Soon after joining her grandparents, she moved with them to Nice, where her grand­mother died jumping from a window after the outbreak of war.

She had been told her mother died from flu but her grandfather later said she had also killed herself – as had her aunt and several other relatives. In one painting, he says to her: “Why don’t you go ahead and kill yourself?”

Charlotte and her grandfather were imprisoned briefly in a camp in the Pyrenees. Life? or Theatre? shows her crou­ching on the floor in a crowded train en route to the camp with him but she writes she would “rather have 10 more nights like this than a single one alone with him” – a reference to what is believed to have been sexual abuse. Else­where, she shows him asking her to “share a bed with me”, saying it is “natural”.

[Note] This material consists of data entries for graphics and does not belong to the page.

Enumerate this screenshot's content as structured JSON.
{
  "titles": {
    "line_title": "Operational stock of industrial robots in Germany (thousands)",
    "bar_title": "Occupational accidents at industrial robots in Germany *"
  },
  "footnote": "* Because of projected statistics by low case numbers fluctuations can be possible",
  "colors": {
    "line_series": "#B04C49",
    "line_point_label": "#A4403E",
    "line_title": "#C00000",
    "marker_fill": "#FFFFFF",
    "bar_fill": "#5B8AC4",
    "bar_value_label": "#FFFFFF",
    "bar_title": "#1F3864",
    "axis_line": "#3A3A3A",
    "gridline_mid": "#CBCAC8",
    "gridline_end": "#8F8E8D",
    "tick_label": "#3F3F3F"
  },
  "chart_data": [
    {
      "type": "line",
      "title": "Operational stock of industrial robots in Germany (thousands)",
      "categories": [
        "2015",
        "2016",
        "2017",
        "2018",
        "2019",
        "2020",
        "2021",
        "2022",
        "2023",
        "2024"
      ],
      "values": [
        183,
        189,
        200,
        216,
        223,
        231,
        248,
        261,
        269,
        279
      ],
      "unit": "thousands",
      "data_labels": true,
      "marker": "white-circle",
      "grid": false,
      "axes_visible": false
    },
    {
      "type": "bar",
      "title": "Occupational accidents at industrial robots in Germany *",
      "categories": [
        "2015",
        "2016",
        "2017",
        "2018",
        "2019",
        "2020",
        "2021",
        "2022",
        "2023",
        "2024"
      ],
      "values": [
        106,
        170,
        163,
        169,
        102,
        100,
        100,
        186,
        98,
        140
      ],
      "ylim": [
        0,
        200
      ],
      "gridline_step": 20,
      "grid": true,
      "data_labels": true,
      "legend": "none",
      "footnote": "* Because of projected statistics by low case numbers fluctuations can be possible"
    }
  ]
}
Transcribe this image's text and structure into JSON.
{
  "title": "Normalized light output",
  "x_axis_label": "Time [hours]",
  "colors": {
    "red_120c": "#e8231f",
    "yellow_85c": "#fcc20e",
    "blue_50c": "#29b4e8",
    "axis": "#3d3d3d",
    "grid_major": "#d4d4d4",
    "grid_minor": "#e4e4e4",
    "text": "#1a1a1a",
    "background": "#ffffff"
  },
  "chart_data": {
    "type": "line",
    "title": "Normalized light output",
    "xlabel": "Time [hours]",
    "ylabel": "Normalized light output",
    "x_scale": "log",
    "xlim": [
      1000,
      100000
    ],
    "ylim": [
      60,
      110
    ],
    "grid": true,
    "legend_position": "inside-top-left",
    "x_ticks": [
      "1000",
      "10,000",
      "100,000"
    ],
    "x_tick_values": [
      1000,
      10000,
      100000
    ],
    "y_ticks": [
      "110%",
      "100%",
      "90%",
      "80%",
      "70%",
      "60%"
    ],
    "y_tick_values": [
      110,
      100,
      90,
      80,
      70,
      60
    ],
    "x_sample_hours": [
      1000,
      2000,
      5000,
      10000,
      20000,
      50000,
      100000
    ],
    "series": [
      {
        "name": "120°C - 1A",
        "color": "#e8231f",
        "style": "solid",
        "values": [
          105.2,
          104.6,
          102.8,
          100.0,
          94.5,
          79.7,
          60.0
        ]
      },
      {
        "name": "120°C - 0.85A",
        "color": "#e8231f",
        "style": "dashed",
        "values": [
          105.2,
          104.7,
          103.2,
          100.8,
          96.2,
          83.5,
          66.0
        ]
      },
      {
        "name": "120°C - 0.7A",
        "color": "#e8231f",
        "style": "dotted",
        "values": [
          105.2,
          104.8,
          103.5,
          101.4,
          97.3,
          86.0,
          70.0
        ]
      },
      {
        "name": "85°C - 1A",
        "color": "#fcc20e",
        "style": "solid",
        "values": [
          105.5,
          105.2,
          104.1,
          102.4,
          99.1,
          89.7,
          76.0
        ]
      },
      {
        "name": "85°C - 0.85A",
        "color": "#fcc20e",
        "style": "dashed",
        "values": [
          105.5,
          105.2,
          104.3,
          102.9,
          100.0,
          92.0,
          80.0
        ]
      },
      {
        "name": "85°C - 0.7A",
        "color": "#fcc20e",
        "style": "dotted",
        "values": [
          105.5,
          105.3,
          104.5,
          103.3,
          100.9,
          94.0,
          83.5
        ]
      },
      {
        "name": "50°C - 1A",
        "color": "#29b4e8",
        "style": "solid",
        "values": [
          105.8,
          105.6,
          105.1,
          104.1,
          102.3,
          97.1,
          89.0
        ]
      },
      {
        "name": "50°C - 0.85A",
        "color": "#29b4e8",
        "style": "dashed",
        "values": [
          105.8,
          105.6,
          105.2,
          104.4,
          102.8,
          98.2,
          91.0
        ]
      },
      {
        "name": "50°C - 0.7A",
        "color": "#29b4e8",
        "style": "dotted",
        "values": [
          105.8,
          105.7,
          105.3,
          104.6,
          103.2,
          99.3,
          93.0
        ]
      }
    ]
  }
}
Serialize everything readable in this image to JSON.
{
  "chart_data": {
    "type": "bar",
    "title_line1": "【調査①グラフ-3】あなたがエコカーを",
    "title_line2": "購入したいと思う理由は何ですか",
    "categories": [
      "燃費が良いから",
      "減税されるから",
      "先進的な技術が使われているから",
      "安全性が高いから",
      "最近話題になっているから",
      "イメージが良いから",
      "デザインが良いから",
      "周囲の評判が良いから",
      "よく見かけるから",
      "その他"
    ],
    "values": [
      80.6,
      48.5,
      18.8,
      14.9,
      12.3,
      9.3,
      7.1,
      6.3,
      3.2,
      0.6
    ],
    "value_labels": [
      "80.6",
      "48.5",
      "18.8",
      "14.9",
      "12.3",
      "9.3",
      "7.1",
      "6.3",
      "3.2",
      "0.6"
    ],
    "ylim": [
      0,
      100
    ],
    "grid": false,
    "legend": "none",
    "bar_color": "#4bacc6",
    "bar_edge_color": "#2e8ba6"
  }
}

At one stage, she left him to paint in a hotel room on Cap Ferrat, but was obliged to go back due to visa issues.

She wrote: “To have gained insight into every­thing then have to return to take care of him… I was sick, I was constantly beet-red from mute rage and grief.”

A self-portrait by Charlotte Salomon Pic: Collection Jewish Museum, Amsterdam © Charlotte Salomon Foundation

She added that “my grandfather was the symbol for me of the people I had to resist… someone who had never felt true passion for anything”.

Shockingly, a confession text, only published in 2015, reveals she poisoned him with an omelette laced with drugs her grandmother had kept in case of the Nazis’ arrival. She says she watched him die and sketched the scene. Some commentators think the confession is also a work of art and mixes fact and fantasy but it is generally thought it was true.

‘I became my mother, my grandmother’

Some time earlier, Charlotte had spoken to her doctor friend of her an­guish over her mother and grandmother. She said she found herself at a crossroads, wondering “whether to take my own life, or undertake something eccentric and mad”. Her friend encouraged her to put it all into her art.

“I will live for them all,” she wrote, referring to the women in her family. “I sat there by the sea and looked deep into the heart of humanity. I became my mother, my grandmother… I learned to travel all their paths.”

The powerful results evoke many themes, some dark and disturbing, others full of the light and beauty of southern France. The last image shows Charlotte in a swimming costume, looking at the sea as she sketches.

L’Ermitage no longer exists, but the nearby street bears its name and the mairie put up a plaque about Charlotte in 2015. She is not yet a household name, partly because her art is not sold on the open art market.

However, retellings of her story are becoming more common, including a 2021 animation, voiced by Keira Knightley and in French by Marion Cotillard.